Claustria (German Edition)
Treffpunkt. Es war gewittrig, Donner in der Ferne, kein Regen. Zusammentreffen mit einem japanischen Fotografen. Dicke Brille, Teleobjektiv, Stiefeletten aus rotem Leder. Er fühlte sich bemüßigt, zu mir zu kommen und mir den Grund seiner Anwesenheit zu nennen, als wäre ich der Hausmeister.
„Kyoto, Kyoto.“
Er zeichnete Bilderrahmen in die Luft.
„Museum, Museum.“
Ich schloss daraus, dass er eine Ausstellung für das Museum in Kyoto vorbereitete. Mit einer Handbewegung gab ich ihm zu verstehen, dass er weitermachen solle, als wäre ich gar nicht da.
Immer dasselbe enttäuschende Gefühl, dass der Ort keinerlei Hauch von Todesangst oder Geheimnis verströmte. Unter dem Himmel, grau wie eine Bleistiftzeichnung, stieg lediglich Ödnis zusammen mit melancholischem Grün vom Boden auf. Wie diese Ferienhotels, die genauso aussehen wie auf dem Videoclip ihrer Homepage, dass man den Eindruck eines Déjà-vu-Erlebnisses bekommt.

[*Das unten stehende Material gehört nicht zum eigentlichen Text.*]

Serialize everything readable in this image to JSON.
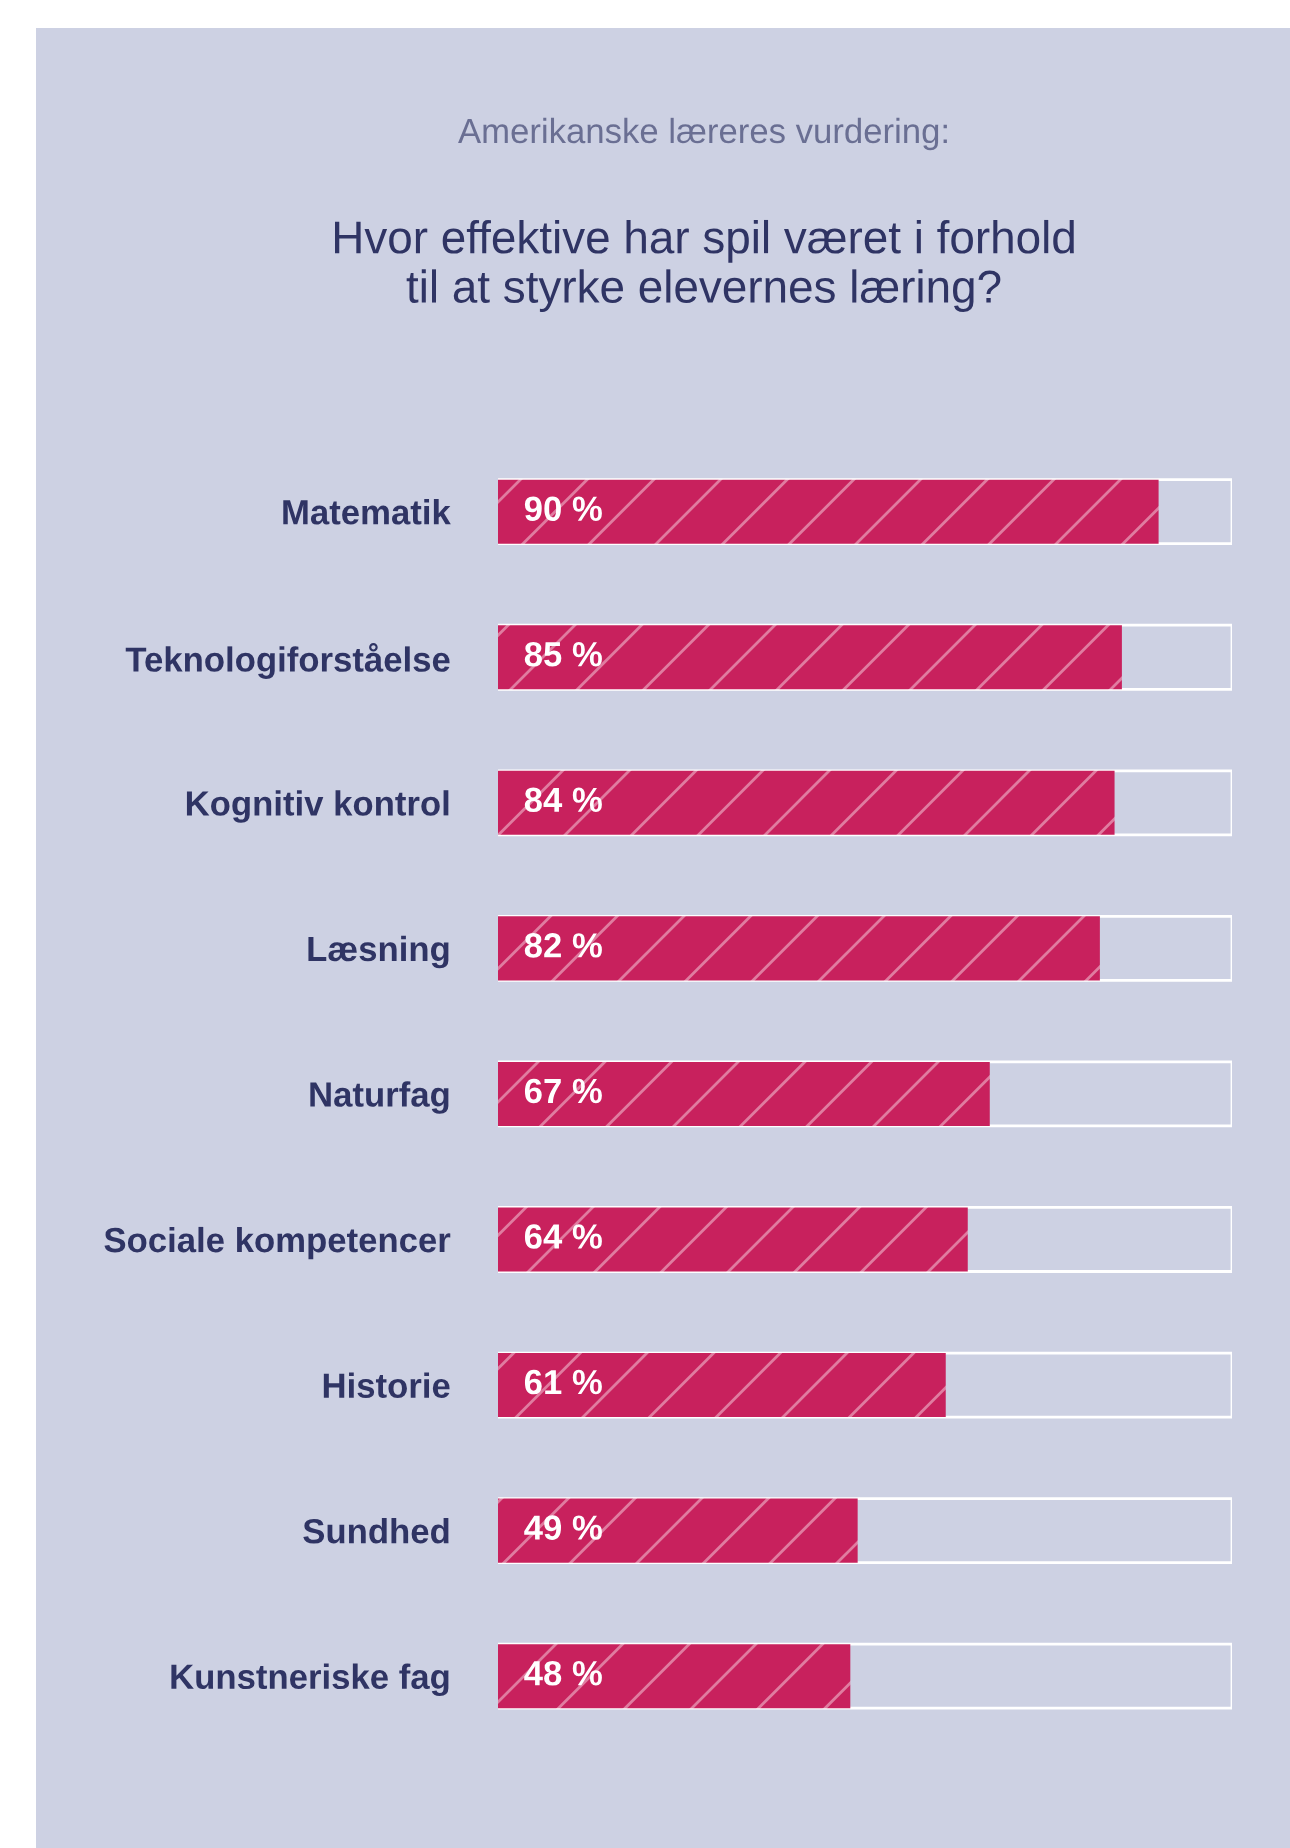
{
  "chart_data": {
    "type": "bar",
    "orientation": "horizontal",
    "subtitle": "Amerikanske læreres vurdering:",
    "title": "Hvor effektive har spil været i forhold\ntil at styrke elevernes læring?",
    "categories": [
      "Matematik",
      "Teknologiforståelse",
      "Kognitiv kontrol",
      "Læsning",
      "Naturfag",
      "Sociale kompetencer",
      "Historie",
      "Sundhed",
      "Kunstneriske fag"
    ],
    "values": [
      90,
      85,
      84,
      82,
      67,
      64,
      61,
      49,
      48
    ],
    "value_labels": [
      "90 %",
      "85 %",
      "84 %",
      "82 %",
      "67 %",
      "64 %",
      "61 %",
      "49 %",
      "48 %"
    ],
    "color": "#c8215d",
    "xlim": [
      0,
      100
    ],
    "tick_labels": "y",
    "grid": false
  }
}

Ich versuche mein Glück bei den Bewohnern des Nachbarhauses. Ein klobiges Gebäude mit offenen Fensterläden, mitten im Garten steht ein Motorrad. Das Gartentor ist verschlossen, es gibt keine Klingel. Ich radebreche laut einen Satz auf Deutsch, so etwas wie: Guten Tag, entschuldigen Sie die Störung , erinnere mich heute aber an kein Sterbenswörtchen mehr. In einem Fenster im Erdgeschoss geht das Licht an. Hinter den Scheiben sehe ich die Umrisse einer Frau. Ich mache ihr ausladende Zeichen, als sei sie ein Boot und ich eine Unannehmlichkeit, die man zusammen mit den Mülltonnen ins Meer gekippt hat. Die Gestalt zieht sich zurück, das Licht geht aus.
Ich gehe am Zaun entlang, drücke mich durch ein Loch im Maschendraht und zerreiße mir dabei den Schal. Ich stehe auf dem Privatgrund der wütenden Frau, sie erscheint auf einer Betonplatte, die sie wohl Veranda nennt, und gestikuliert. Sie schreit: „ Move on, private property, no journalists! “ Als könnte ich nicht genauso gut ein Herumtreiber oder ein Mörder sein.
Mit einem breiten Lächeln gehe ich auf sie zu.
„ Friend, friend! “
Sie zieht ein Handy heraus, wedelt damit herum wie mit einer Fliegenklatsche und schreit in allen europäischen Sprachen „Polizei!“. Ich ziehe mich rückwärts zurück, lasse sie dabei aber nicht aus den Augen, weil ich fürchte, sie könnte mir das Handy an den Hinterkopf werfen wie einen Stein.
Später erfuhr ich, dass dieses Nachbarsehepaar, von dem ich nur die Frau kennengelernt hatte und das nach der polizeilichen Befragung aus der Sache heraus war, nach einem wüsten Interview mit einem Redakteur eines spanischen Senders schnell jeden Kontakt zu den Medien verweigert hatte. Der Spanier hatte sie der Mitschuld bezichtigt und zu einem Geständnis bewegen wollen. Sie hatten sogar behauptet, der Typ hätte sie in eine Ecke des Wohnzimmers gedrängt und den Scheinwerfer des Kameramannes direkt auf ihre verstörten Gesichter gerichtet. Am nächsten Tag hatte der Sender diesen Irren abgezogen.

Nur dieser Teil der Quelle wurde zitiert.